Iran can count on support at the IAEA from Venezuela and an abstention from India, but observers say yesterday's compromise suggestion was likely to get a comfortable majority in any vote.

Iran said that any move to send the case to the Security Council had no legal foundation and that it would resist demands to halt sensitive atomic research and development. "We consider any referral or report of Iran to the Security Council as the end of diplomacy," state television quoted Ali Larijani, secretary of Iran's Supreme National Security Council and its chief nuclear negotiator, as saying yesterday.

"This statement does not discuss referral, but I believe that the Europeans should be more careful," the semi-official ISNA students' news agency quoted him as saying.

"We have asked for talks with the Europeans, which shows that Iran wants to try all amicable ways to achieve peaceful nuclear technology."

Iranian officials previously said any move to report its case to the Council would lead it to scale back co-operation with UN inspectors and resume uranium enrichment the most sensitive phase of the atomic fuel cycle.

With Russia and China opposing any escalation of the case, yesterday's deal stopped short of recommending a formal referral of Iran to the Council, where it could face economic sanctions.

"Iran's lawful right for the peaceful utilization of nuclear energy should be respected," said Chinese Foreign Minister Li Zhaoxing when meeting Iranian Foreign Minister Manouchehr Mottaki in London yesterday. "Meanwhile, Iran should also fulfil its international obligations," Li said.
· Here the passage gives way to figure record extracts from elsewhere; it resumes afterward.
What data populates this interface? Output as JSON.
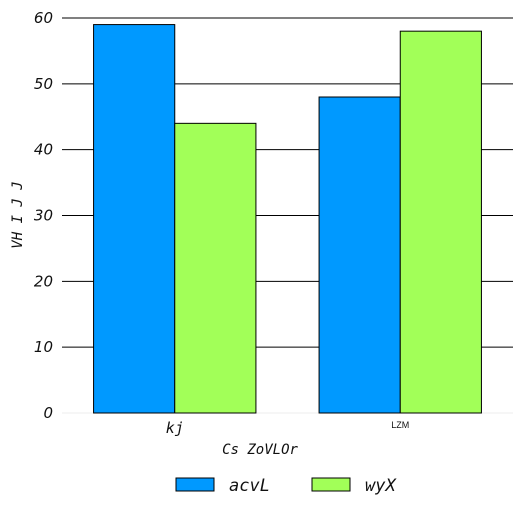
{
  "chart_data": {
    "type": "bar",
    "categories": [
      "kj",
      "LZM"
    ],
    "series": [
      {
        "name": "acvL",
        "values": [
          59,
          48
        ],
        "color": "#0099ff"
      },
      {
        "name": "wyX",
        "values": [
          44,
          58
        ],
        "color": "#a2ff58"
      }
    ],
    "xlabel": "Cs ZoVLOr",
    "ylabel": "VH I J J",
    "ylim": [
      0,
      60
    ],
    "yticks": [
      0,
      10,
      20,
      30,
      40,
      50,
      60
    ],
    "grid": "horizontal",
    "legend_position": "bottom-center"
  }
}
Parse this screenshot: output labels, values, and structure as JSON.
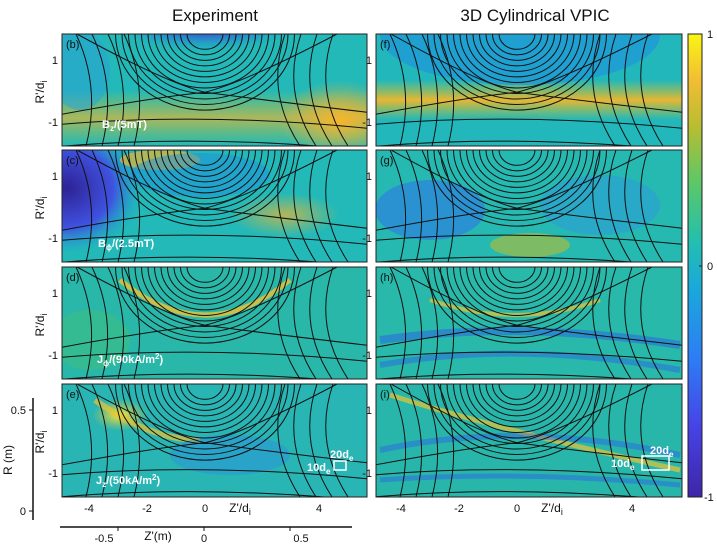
{
  "columns": {
    "left": "Experiment",
    "right": "3D Cylindrical VPIC"
  },
  "panels": [
    {
      "id": "b",
      "label": "(b)",
      "quantity": "Bz/(5mT)",
      "q_main": "B",
      "q_sub": "z",
      "q_tail": "/(5mT)"
    },
    {
      "id": "c",
      "label": "(c)",
      "quantity": "Bϕ/(2.5mT)",
      "q_main": "B",
      "q_sub": "ϕ",
      "q_tail": "/(2.5mT)"
    },
    {
      "id": "d",
      "label": "(d)",
      "quantity": "Jϕ/(90kA/m2)",
      "q_main": "J",
      "q_sub": "ϕ",
      "q_tail": "/(90kA/m",
      "q_sup": "2",
      "q_end": ")"
    },
    {
      "id": "e",
      "label": "(e)",
      "quantity": "Jz/(50kA/m2)",
      "q_main": "J",
      "q_sub": "z",
      "q_tail": "/(50kA/m",
      "q_sup": "2",
      "q_end": ")"
    },
    {
      "id": "f",
      "label": "(f)"
    },
    {
      "id": "g",
      "label": "(g)"
    },
    {
      "id": "h",
      "label": "(h)"
    },
    {
      "id": "i",
      "label": "(i)"
    }
  ],
  "axes": {
    "ylabel_main": "R'/d",
    "ylabel_sub": "i",
    "yticks": [
      "1",
      "-1"
    ],
    "xlabel_main": "Z'/d",
    "xlabel_sub": "i",
    "xticks": [
      "-4",
      "-2",
      "0",
      "4"
    ],
    "r_axis_label": "R (m)",
    "r_ticks": [
      "0.5",
      "0"
    ],
    "zm_axis_label": "Z'(m)",
    "zm_ticks": [
      "-0.5",
      "0",
      "0.5"
    ]
  },
  "scalebars": {
    "e": {
      "long_main": "20d",
      "long_sub": "e",
      "short_main": "10d",
      "short_sub": "e"
    },
    "i": {
      "long_main": "20d",
      "long_sub": "e",
      "short_main": "10d",
      "short_sub": "e"
    }
  },
  "colorbar": {
    "max": "1",
    "mid": "0",
    "min": "-1",
    "colors": [
      "#3e26a8",
      "#4742e6",
      "#2d7df5",
      "#1aa8db",
      "#22bfb0",
      "#5cc867",
      "#b8bd31",
      "#f2bd33",
      "#f9f614"
    ]
  }
}
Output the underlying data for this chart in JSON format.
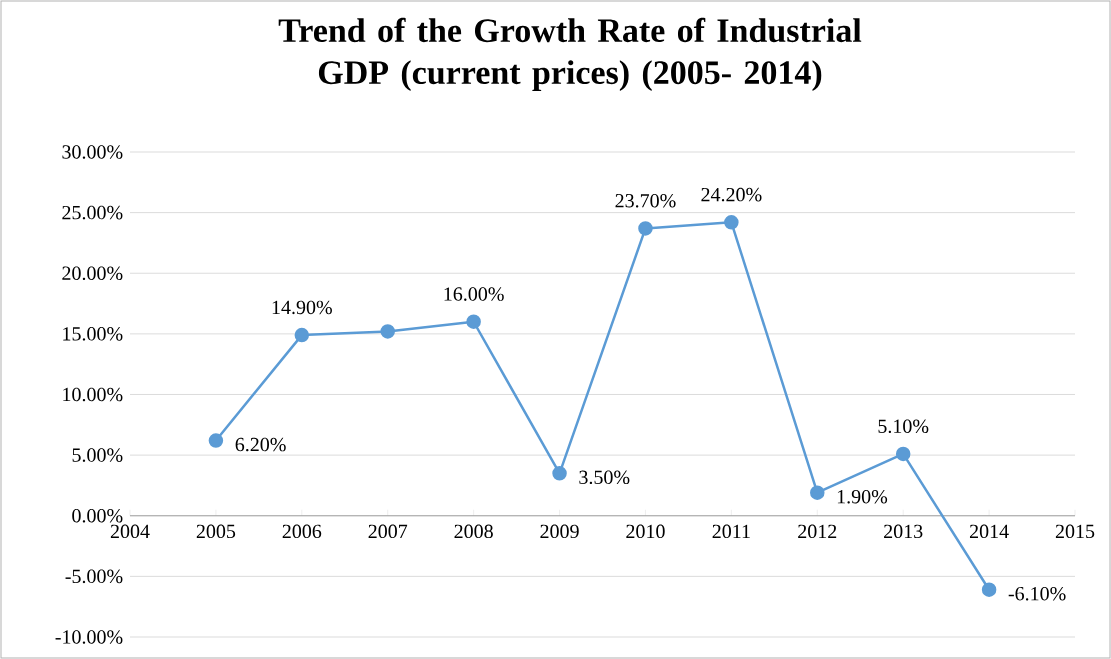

"China believes the Iranian nuclear issue should be resolved within the framework of the IAEA, and hopes that a long-term solution can be found through diplomatic negotiations between Iran and the European Union," he added.

"A compromise was reached between the participants," a Russian Foreign Ministry spokesman said.

It appeared to have made a concession to Moscow by deferring any Council action until a scheduled IAEA meeting in March.

The statement did not indicate what the UN body should do when it actually has the case placed before it.

British Foreign Secretary Jack Straw said an extensive period of "confidence building" was required from Iran.

Iran says that its nuclear programme is only for electricity and that it has a right to nuclear technology.